SCOW to assess the statutory authority of DNR wardens

State v. John R. Phelan, 2024AP777-CR, petition for review of an published court of appeals decision, granted 4/22/26; case activity

In a unique statutory construction case, SCOW will determine the scope of authority allocated to DNR wardens in enforcing the criminal law.

The State’s PFR presents three issues for SCOW’s review:

1. Did the court of appeals misinterpret Wis. Stat. § 29.921(5) in a manner that incorrectly circumscribes the Legislature’s grant of additional arrest authority to trained and certified wardens?
a. Did the court of appeals incorrectly interpret Wis. Stat. § 29.921(5)’s authorization for wardens to “arrest a person who has committed a crime in the presence of the warden” as applying only when a “warden has personally witnessed—based on any combination of the warden’s contemporaneous sensory perceptions, but based only on those contemporaneous perceptions—facts that objectively support probable cause to believe that the person has committed a crime, and not merely a civil law violation, in the warden’s presence”?
b. Did the court of appeals misinterpret Wis. Stat. § 29.921(5) when it read the phrase “A warden may not conduct investigations . . . of state law” so broadly as to prohibit a warden who validly arrests a person from performing tasks attendant to an arrest, such as picking up and securing evidence?
c. Did the court of appeals misinterpret Wis. Stat. § 29.921(5) so as to prohibit a warden who is assisting another law enforcement agency at the other agency’s request from doing anything to actually assist such as taking photos, or collecting or securing evidence?

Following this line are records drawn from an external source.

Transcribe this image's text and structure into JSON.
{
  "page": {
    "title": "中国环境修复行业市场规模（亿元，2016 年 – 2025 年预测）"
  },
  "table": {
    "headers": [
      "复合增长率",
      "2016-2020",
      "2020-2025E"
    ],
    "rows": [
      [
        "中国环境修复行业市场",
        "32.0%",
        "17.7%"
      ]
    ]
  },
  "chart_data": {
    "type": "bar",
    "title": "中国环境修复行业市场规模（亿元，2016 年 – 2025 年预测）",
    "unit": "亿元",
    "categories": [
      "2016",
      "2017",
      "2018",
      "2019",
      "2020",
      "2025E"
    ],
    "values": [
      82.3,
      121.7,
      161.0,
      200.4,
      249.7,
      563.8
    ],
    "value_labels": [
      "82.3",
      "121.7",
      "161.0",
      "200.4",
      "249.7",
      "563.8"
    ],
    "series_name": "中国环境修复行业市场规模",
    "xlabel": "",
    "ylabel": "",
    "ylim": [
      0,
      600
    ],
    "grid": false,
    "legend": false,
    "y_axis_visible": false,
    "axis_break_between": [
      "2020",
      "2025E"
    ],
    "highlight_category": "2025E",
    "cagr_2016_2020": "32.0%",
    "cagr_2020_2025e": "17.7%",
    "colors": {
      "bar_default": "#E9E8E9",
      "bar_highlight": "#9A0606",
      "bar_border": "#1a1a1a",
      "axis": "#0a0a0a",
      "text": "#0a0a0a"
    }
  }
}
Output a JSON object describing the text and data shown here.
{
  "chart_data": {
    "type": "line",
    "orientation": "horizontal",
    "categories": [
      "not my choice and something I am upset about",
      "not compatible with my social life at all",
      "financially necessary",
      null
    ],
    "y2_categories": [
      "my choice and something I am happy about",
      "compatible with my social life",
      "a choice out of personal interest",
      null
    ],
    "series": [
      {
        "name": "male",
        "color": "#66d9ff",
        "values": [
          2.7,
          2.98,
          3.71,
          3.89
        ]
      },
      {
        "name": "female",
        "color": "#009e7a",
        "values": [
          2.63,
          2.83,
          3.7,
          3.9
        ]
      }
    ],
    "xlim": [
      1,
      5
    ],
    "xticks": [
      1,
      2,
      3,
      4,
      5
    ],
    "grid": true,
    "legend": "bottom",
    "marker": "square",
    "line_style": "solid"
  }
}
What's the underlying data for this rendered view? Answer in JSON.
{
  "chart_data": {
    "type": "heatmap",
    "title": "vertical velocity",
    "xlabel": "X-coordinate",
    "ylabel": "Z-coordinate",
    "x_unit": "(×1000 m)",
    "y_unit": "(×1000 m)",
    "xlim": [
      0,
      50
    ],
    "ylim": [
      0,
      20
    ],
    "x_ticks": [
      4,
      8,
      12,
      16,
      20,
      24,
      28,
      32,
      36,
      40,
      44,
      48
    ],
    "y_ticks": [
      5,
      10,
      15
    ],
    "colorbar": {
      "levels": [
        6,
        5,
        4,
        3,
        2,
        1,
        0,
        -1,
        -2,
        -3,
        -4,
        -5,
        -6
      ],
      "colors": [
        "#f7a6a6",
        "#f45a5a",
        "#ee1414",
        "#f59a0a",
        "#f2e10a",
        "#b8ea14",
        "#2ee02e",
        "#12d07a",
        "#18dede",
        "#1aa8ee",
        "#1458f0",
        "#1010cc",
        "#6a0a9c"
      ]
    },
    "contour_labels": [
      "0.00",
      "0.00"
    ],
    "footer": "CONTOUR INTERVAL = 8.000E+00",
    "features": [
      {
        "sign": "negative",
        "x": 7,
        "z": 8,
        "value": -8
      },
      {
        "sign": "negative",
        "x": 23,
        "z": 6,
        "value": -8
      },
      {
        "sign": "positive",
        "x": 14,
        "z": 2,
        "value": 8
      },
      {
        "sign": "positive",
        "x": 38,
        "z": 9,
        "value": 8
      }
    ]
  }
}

2. Did the court of appeals incorrectly conclude that the remedy for a violation of Wis. Stat. § 29.921(5) by improperly conducting an investigation is suppression even though Phelan’s constitutional rights were not violated, Wis. Stat. § 29.921(5) says nothing about suppression for conducting an investigation, suppression is inconsistent with the statute’s objectives, and the circuit court did not determine that suppression was warranted?

3. Did the court of appeals properly vacate Phelan’s convictions without determining whether the error it identified affected Phelan’s substantial rights as Wis. Stat. § 805.18(2) requires?

(And we sometimes worry our issues statements are unnecessarily wordy!)

Phelan filed a response to the State’s petition, arguing that issues two and three were forfeited. Helping to nudge the case toward acceptance, the DNR also filed an amicus.

As we highlighted in our post on the case, this case applies to the unique situation where a DNR warden becomes involved in the investigation of a crime, such as an OWI. Phelan “succeeded” below by showing that the DNR warden exceeded his authority by conducting an OWI investigation, thereby winning suppression of evidence gathered during that investigation including the FST results, the PBT result, and any statements made by Phelan. However, his blood test result–showing the presence of an RCS in his blood–was not suppressed (as that evidence was not the product of the DNR warden’s unlawful investigation).

This leads into the funky posture. Phelan was acquitted of the OWI offense at trial. He was found guilty of the RCS. (He’s also found guilty of possession of paraphernalia, but confusingly, the opinion does not tell the reader where or how that evidence was discovered). Because the State was explicitly faulted for not developing a harmless error argument–and in fact conceded that, if evidence was suppressed, the case should be remanded for the circuit court to sort out–COA essentially punted the matter back to the circuit court to determine whether suppression of this evidence matters. That seems like the correct call, because there’s no discussion in this opinion as to whether the dispositive blood test evidence was in any way undermined at trial such that omission of the OWI evidence could have meaningfully impacted the jury’s assessment of that charge.

Yet, once COA accepted the State’s concession at oral argument that the case should “probably” be remanded, the State petitions, arguing that COA was wrong not to independently apply the harmless error rule as “required” by SCOW’s decision in State v. Harvey.  Thus, while the case may not end up impacting Phelan, specifically, it turns out SCOW’s review might have ramifications for many criminal appeals involving alleged harmless error.